Unlike countries like Egypt and Syria, which shape and conduct their political-security strategies based on their defeats in wars with Israel and losing land such as the Golan Heights, a great part of Iran’s active presence in the region aims to pre-empt future threats and keep its alliance with friendly states and political factions.
Experience shows that in an interactive atmosphere and in the course of negotiations, Iran becomes more accommodating and constructive in settling a regional crisis. While Iran cooperated with the United States in establishing the new Afghanistan in the Bonn conference in 2001, it strongly opposed US regional policy when its national security was endangered by aggressive American calls for regime change after the victories in Afghanistan and Iraq.
Therefore, the degree of change in Iran’s regional policy directly depends on the actual and perceived threats that Iran sees from Washington and its allies in the region.
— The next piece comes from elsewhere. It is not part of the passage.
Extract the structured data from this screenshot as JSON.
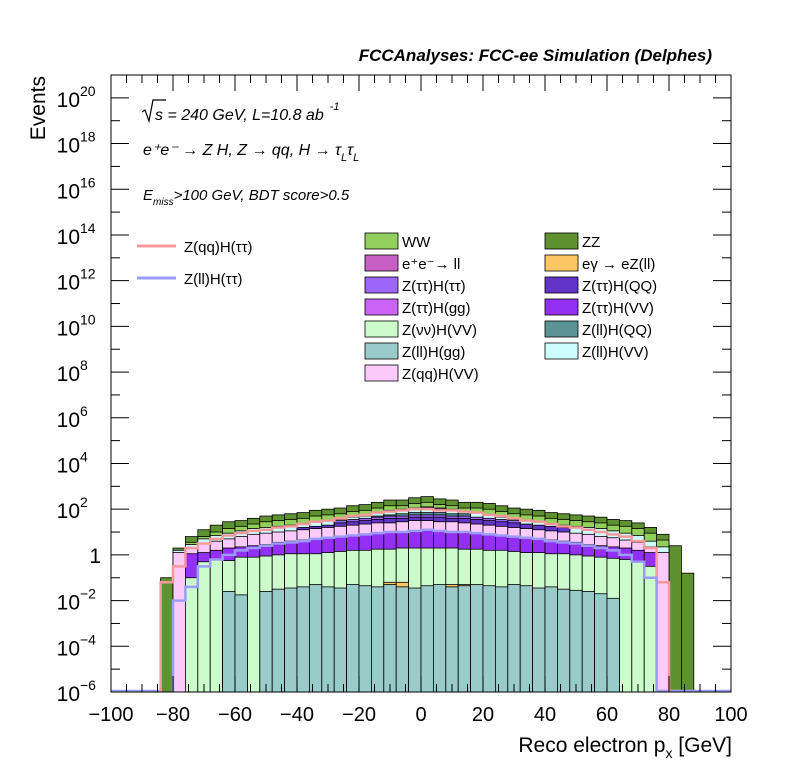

The more threats posed to Iran, the more active Iran’s presence in the region, and vice versa. Iran is likely to employ all the sources of its national power, including ideology, to preserve its national security and interests.
The time has come that the United States agrees to change its policy in return for a change in Iran’s regional policy, including that of the Syrian crisis. This change could start with including Iran as part of a compromise solution in Syria, addressing Iran’s legitimate security concerns and simultaneously removing the perceived threat of halting Iran’s nuclear program through weakening Iran’s regional allies.
Inviting Iran to the Geneva II conference is a good start to give the newly elected president of Iran the opportunity to prepare the ground for his “moderation” discourse to take roots in Iran’s domestic politics and regional policy.
Kayhan Barzegar is the director of the Institute for Middle East Strategic Studies in Tehran and a former research fellow at Harvard University. He also chairs the Department of Political Science and International Relations at the Islamic Azad University in Tehran.